There is a very interesting/intriguing similarity between Schinkel's Jagdschloss Antonin and Venturi's Guild House. There is the antler-antenna connection and the three dimensional set-back of both buildings.



2015.02.14 22:02
This is Why We Can't Have Nice Things
Orhan, much of the Guild House (1966) context along Spring Garden Street was demolished by the mid-1970s, due to that section of the street and eastward 10 blocks down to the river having been rezoned commercial of the warehouse category. I can still remember some of the blocks being long rows of 19th century townhouses.

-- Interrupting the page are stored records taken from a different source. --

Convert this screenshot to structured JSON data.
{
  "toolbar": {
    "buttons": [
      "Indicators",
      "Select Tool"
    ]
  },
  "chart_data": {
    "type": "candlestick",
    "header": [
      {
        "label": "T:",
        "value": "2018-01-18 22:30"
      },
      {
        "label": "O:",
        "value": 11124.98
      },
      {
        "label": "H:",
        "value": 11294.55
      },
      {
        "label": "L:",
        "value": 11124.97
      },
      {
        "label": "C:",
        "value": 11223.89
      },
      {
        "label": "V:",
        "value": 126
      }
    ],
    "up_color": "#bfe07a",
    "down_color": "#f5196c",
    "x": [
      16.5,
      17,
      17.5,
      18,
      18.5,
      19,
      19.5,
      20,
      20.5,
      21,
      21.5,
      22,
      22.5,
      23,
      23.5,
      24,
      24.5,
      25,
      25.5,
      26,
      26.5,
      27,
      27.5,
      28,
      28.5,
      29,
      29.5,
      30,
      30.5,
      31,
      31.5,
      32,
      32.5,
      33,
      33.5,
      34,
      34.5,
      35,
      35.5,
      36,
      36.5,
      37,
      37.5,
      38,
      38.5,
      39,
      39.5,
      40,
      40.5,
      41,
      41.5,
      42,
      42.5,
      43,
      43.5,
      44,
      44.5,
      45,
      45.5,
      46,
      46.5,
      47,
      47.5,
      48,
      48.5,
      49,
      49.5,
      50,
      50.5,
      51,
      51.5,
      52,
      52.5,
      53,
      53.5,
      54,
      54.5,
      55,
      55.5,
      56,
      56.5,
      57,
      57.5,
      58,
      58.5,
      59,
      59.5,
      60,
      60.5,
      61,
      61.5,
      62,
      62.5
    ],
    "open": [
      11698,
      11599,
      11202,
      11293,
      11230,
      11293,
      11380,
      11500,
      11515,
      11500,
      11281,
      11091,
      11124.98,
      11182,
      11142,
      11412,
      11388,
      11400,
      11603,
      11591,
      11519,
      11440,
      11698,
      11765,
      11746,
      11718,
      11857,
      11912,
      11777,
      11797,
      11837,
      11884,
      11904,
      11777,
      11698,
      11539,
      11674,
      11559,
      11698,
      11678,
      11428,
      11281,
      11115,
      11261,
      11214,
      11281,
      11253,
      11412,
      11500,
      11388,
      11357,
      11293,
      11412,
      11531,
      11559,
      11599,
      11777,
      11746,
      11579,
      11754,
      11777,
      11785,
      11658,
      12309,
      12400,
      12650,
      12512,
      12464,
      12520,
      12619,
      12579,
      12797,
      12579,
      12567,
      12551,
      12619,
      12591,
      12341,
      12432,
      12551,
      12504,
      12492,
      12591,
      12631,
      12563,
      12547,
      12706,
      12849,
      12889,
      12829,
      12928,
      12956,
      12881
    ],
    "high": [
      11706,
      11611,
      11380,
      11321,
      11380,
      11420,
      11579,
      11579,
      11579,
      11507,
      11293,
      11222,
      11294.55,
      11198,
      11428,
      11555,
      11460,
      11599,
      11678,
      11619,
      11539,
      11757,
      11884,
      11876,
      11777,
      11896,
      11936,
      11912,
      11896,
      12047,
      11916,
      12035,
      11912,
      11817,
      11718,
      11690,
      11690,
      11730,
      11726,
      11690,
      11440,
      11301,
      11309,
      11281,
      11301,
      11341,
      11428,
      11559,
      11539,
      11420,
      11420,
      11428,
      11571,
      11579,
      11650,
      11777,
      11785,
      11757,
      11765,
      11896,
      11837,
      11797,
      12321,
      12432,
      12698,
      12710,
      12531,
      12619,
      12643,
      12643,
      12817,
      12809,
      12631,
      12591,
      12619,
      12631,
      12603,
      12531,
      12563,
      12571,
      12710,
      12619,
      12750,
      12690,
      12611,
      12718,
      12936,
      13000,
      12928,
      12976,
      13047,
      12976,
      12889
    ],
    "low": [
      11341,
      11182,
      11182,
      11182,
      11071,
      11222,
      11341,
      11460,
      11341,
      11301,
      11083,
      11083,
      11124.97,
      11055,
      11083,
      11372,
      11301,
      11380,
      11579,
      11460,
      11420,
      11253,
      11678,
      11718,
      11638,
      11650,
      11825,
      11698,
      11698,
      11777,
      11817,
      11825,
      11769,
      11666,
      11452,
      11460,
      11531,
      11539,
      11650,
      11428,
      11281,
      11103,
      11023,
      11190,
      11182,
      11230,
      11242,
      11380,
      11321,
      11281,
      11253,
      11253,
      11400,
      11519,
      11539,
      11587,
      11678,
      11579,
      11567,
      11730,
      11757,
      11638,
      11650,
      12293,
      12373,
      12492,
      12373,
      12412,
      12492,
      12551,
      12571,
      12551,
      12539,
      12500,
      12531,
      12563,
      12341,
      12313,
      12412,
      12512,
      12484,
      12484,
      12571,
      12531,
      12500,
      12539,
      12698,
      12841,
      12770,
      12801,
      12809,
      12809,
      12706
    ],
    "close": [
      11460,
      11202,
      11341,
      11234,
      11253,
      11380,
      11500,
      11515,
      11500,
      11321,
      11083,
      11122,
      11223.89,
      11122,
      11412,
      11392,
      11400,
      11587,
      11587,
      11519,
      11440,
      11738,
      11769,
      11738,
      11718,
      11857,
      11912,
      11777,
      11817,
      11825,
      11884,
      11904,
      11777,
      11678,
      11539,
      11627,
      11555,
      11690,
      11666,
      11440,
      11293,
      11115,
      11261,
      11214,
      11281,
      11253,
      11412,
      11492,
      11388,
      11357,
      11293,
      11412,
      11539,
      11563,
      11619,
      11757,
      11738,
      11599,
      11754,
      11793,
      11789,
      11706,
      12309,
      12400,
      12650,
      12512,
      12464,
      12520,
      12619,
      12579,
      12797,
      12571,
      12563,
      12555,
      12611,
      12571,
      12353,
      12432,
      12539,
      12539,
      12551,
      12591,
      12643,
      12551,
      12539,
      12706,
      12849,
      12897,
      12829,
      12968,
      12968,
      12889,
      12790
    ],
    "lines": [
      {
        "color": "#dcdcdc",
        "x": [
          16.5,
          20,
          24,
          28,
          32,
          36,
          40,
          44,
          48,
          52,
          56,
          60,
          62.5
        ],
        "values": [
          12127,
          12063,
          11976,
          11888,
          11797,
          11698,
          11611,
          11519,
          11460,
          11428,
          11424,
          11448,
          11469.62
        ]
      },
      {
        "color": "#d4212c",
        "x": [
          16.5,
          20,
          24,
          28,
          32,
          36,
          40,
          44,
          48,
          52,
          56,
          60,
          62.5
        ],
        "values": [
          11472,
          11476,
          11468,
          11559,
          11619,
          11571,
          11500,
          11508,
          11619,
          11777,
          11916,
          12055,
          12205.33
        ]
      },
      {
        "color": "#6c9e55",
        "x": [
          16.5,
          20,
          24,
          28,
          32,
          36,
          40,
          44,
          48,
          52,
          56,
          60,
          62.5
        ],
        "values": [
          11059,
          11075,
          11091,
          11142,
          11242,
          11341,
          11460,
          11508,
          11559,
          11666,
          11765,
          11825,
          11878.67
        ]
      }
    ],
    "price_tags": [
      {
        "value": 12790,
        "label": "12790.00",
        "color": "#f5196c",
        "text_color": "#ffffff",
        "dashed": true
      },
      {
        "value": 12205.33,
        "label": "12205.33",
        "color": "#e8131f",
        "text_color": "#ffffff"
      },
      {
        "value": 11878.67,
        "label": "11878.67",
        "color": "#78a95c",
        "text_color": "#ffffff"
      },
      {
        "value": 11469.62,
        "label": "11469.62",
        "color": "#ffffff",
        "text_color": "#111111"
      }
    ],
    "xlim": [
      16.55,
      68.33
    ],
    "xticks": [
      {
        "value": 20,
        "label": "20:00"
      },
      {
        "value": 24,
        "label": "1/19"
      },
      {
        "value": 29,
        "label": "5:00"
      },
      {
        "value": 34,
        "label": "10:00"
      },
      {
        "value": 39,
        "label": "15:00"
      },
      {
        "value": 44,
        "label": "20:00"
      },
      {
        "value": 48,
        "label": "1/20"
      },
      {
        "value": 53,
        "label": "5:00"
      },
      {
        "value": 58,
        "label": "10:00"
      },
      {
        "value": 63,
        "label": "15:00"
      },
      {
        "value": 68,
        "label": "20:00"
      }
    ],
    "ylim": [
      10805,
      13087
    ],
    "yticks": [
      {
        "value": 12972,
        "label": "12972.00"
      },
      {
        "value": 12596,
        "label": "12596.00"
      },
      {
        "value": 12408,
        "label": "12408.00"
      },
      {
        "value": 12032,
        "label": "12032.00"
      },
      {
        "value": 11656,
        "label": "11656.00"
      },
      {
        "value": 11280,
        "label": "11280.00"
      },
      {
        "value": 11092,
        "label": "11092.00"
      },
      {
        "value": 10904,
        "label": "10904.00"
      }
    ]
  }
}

Guild House was not so much a lone standing building when it was first designed and built, there was a strong built edge along both sides of the street.

2015.02.15 10:05
This is Why We Can't Have Nice Things
I haven't been to the area in about 10 years now, but I imagine it is not much different then what it developed into, i.e., one-story (low, flat) warehouse type buildings. I believe Guild House is still a Quaker housing institution--there is another newer Guild House a few blocks away. I imagine the land was long owned by Quakers (if not from the very beginning of Philadelphia itself), and that elderly housing is what they decided to do with the land. The multi-storied Guild House was not an anomaly on the street in the mid-1960s, as there were also a number of multi-storied 19th century/early 20th century office/warehouse buildings also along the street. Also, Guild House was just recently renovated by VSBA, perhaps even one of the last projects from the office while Venturi was still in charge.


2015.04.08 19:41
Low-income housing in Los Angeles: A look at the past, present and future
Do most architects today know that Guild House is "low-income housing"? It will be 50 years old sometime within the next 365 days.


2015.06.19 10:33
Are diagrams in architecture bullshit and ditto for process?
"The Duck and the Decorated Shed" came within a year or two after the completed construction of Guild House (1961-66), coinciding with the marriage of Robert Venturi and Denise Scott Brown--23 July 1967.
Before Guild House there is George Howe's Maurice Speiser House (1933) and Louis Kahn's Congregation Ahavath Israel (1935-37) (Venturi's immediate Philadelphia architecture legacy) and Moretti's Casa "Il Girasole (1947-50) (effect of Venturi's study in Rome 1954-56).